La nécessité ça toujours été de manquer de gens qui ont confiance en vous. En outre ces métiers sont très codifiés et il m'est arrivé de tomber sur des réalisateurs qui voulaient contrôler l'oeuvre, en être l'auteur et non pas comprendre ce que je voulais y signifier. C'est surtout vrai en Europe moins aux Etats-Unis où les réalisateurs sont plus des techniciens moins des auteurs.

"Kaniama Show" est une satire de la propagande télévisuelle au Congo et plus largement du soft power dans le monde.

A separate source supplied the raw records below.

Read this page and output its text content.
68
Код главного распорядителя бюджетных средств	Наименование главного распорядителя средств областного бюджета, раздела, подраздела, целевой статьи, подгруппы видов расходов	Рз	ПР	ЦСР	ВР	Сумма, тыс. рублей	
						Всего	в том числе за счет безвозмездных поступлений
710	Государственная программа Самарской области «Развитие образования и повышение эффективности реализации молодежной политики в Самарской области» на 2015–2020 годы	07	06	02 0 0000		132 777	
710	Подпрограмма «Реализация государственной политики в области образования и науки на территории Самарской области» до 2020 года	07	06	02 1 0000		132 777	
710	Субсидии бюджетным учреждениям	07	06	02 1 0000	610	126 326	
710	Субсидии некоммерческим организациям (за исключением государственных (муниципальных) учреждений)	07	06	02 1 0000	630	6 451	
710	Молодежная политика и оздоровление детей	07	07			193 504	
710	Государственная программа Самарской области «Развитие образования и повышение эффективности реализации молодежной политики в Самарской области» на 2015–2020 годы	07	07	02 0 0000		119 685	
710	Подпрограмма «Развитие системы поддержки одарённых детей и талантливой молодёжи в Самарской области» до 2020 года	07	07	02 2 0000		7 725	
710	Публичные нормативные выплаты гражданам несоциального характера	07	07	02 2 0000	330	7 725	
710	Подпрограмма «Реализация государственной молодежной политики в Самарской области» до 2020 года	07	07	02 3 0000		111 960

Oui, pour ce film j'ai beaucoup étudié les émissions dans le monde. Ce sont des codes, des messages inspirés par exemple par la télé italienne, algérienne ou même l'émission belge Bye Bye Belgium avec son faux flash info annonçant la séparation du pays en deux par un mur. C'est une démonstration par l'absurde des clichés véhiculés dans ces émissions, ce que ça raconte sur nos sociétés. Il y a quelque chose de très Belge là dedans. Nous sommes à une époque où la vérité n'est pas une option et la culture a progressivement glissé vers le divertissement, par l'idée de crier du contenu pour faire du clic sur les réseaux. Une période de vacuité preignante et étonnante à observer.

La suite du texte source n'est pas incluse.